第380章 技术攻坚与“标准化”之痛

当北疆的血色与风雪渐渐沉淀为战报上的墨字与将领心头的警训时,大明腹地的江南水乡,另一场不见硝烟却同样深刻的变革,正随着织机的节奏、算盘的声响和船舷的波纹,悄然浸染着千年繁华之地。

苏州阊门外,沈家大宅后院的工坊区,灯火常常亮至深夜。空气里弥漫着苎麻纤维、染料的独特气味,以及金属与木材摩擦的焦糊味。沈继宗几乎日日泡在此处,盯着那台耗费巨资、集合了沈家匠人全部智慧与从格物院流出图纸精髓的“改良型水力大织机”。

机器比江西官营工坊的原始型号更复杂,试图实现更大尺寸的提花织造,以产出更高端的云锦仿品。然而,理想丰满,现实骨感。

“东家,这大花楼提综的机括又卡死了!” 一位老师傅满脸油污,从机器底部钻出来,举着一个变形的木质连杆,“力道太大,这榉木的撑不住!还有这传动皮带,湿了紧,干了松,一天得调好几次!”

沈继宗眉头拧成川字。他重金从江西挖来的两位匠人,确实带来了关键的结构理念,但具体到苏州本地的木材特性、气候湿度,以及沈家想要实现的更复杂图案,问题便层出不穷。图纸是“标准”的,但材料、工艺、乃至安装调试的工匠手艺,却无法“标准”。每一个零件微小的误差,在复杂的联动中都会被放大,导致整机运行不畅。

“换硬木!檀木、铁力木,不惜成本!” 沈继宗咬着牙,“皮带……去打听,有没有更耐磨、伸缩小的东西?牛皮不行就用鲨鱼皮试试!或者,看看格物院有没有新说法!”

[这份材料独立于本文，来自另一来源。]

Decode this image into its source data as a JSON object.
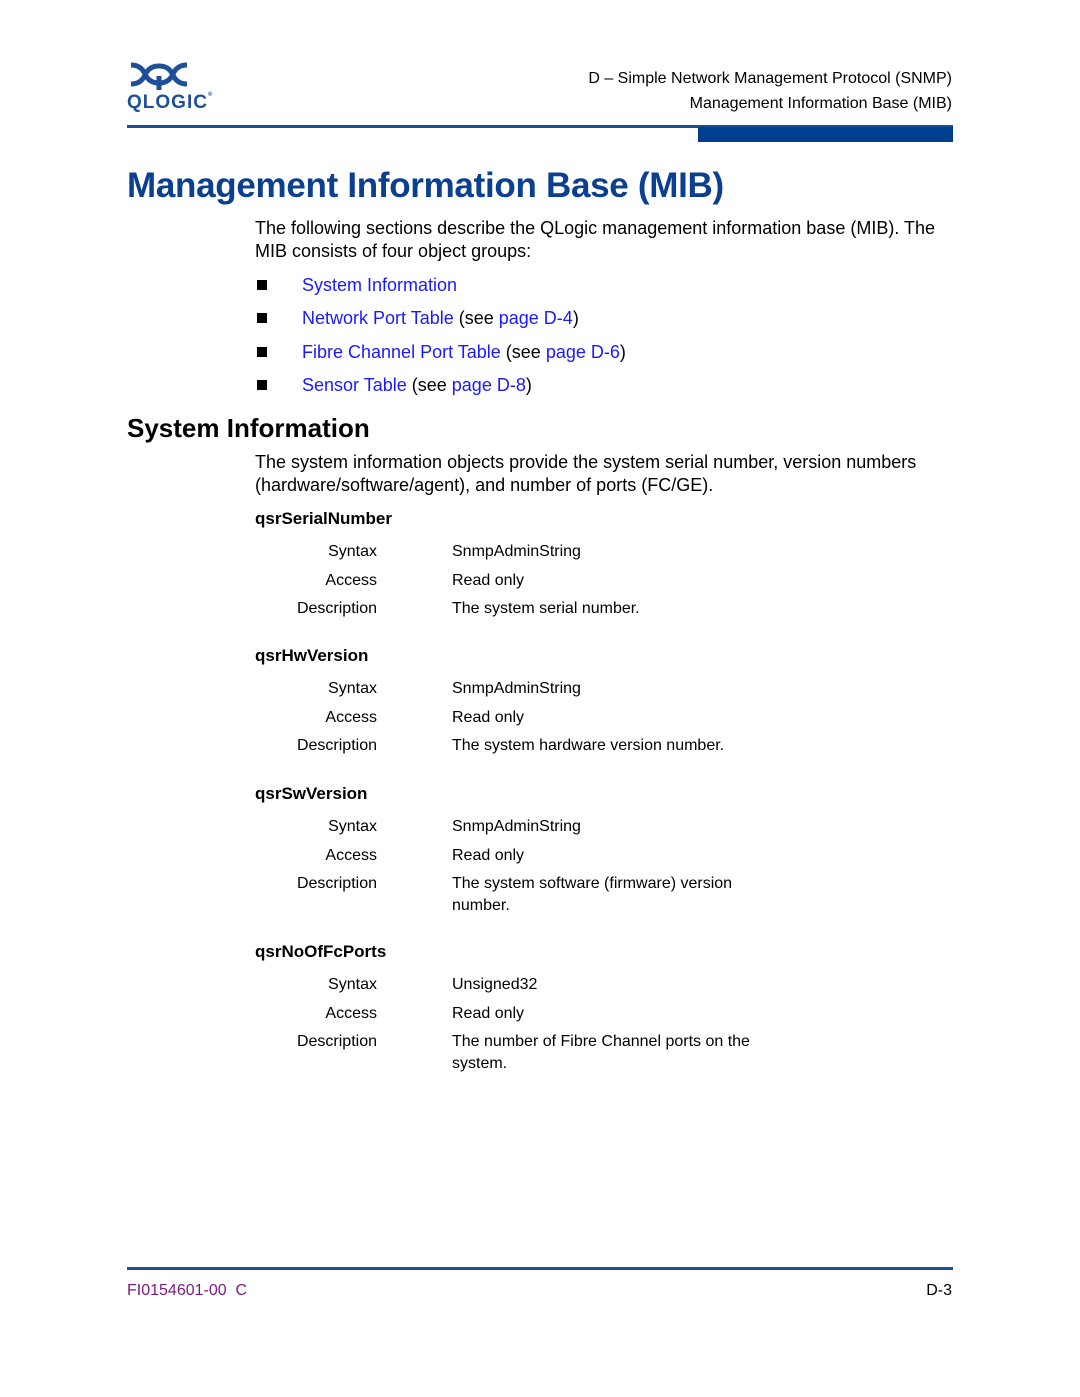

他并非只知蛮干。他让儿子沈文澜在京城,设法与格物院的低级官吏或生徒结交,不直接索要技术,而是请教“标准化”和“公差”的概念。沈文澜来信中提到,格物院推崇“度量衡一”,制作关键部件有“工限”,即允许的误差范围,并用一种叫“规矩”的精密尺具检验。

沈继宗如获至宝,立即下令工坊所有匠头,开始尝试制定自家关键部件的“工限”,并花大价钱从广州购进了一批据说西洋人用的、带精细刻度的铜尺,作为“沈家规矩”。虽然初期引起匠人们的不适应和抱怨,但沈继宗强行推行,奖罚分明。

同时,他也开始有意识地记录每一次故障的原因、更换的零件、调整的方法,命账房先生整理成《工坊机宜录》。这笨拙的、自发的“故障数据库”和“维修手册”,正是徐明远在江西倡导的“格物院工作法”在民间的粗糙映射。痛苦,但有效。机器在一次次失败和修正中,渐渐变得听话了些,产出的锦缎虽然离完美尚有距离,但其图案之繁复、色彩之过渡,已远超旧式花楼机,在苏州本地高端市场引起了不小的轰动。

就在沈家与提花织机较劲时,松江府(上海县)一带,一种新的变化也在棉纺织业中悄然发生。这里并非传统丝绸中心,而是棉布之乡。以往,松江布以其坚实耐用行销全国。但随着江西夏布、苏杭新式绸缎的冲击,以及《商事通则》厘清税制、降低流通成本,一些松江布商感受到了压力。

一位名叫黄汝璋的布商,敏锐地注意到从江西流传过来的《百工标准基础》中,关于改良纺车和织布机的简易图示。他本身就有船队往来南北,信息灵通。他没有沈家那样的财力去搞复杂的水力大织机,而是将目光投向了生产链条的前端——纺纱。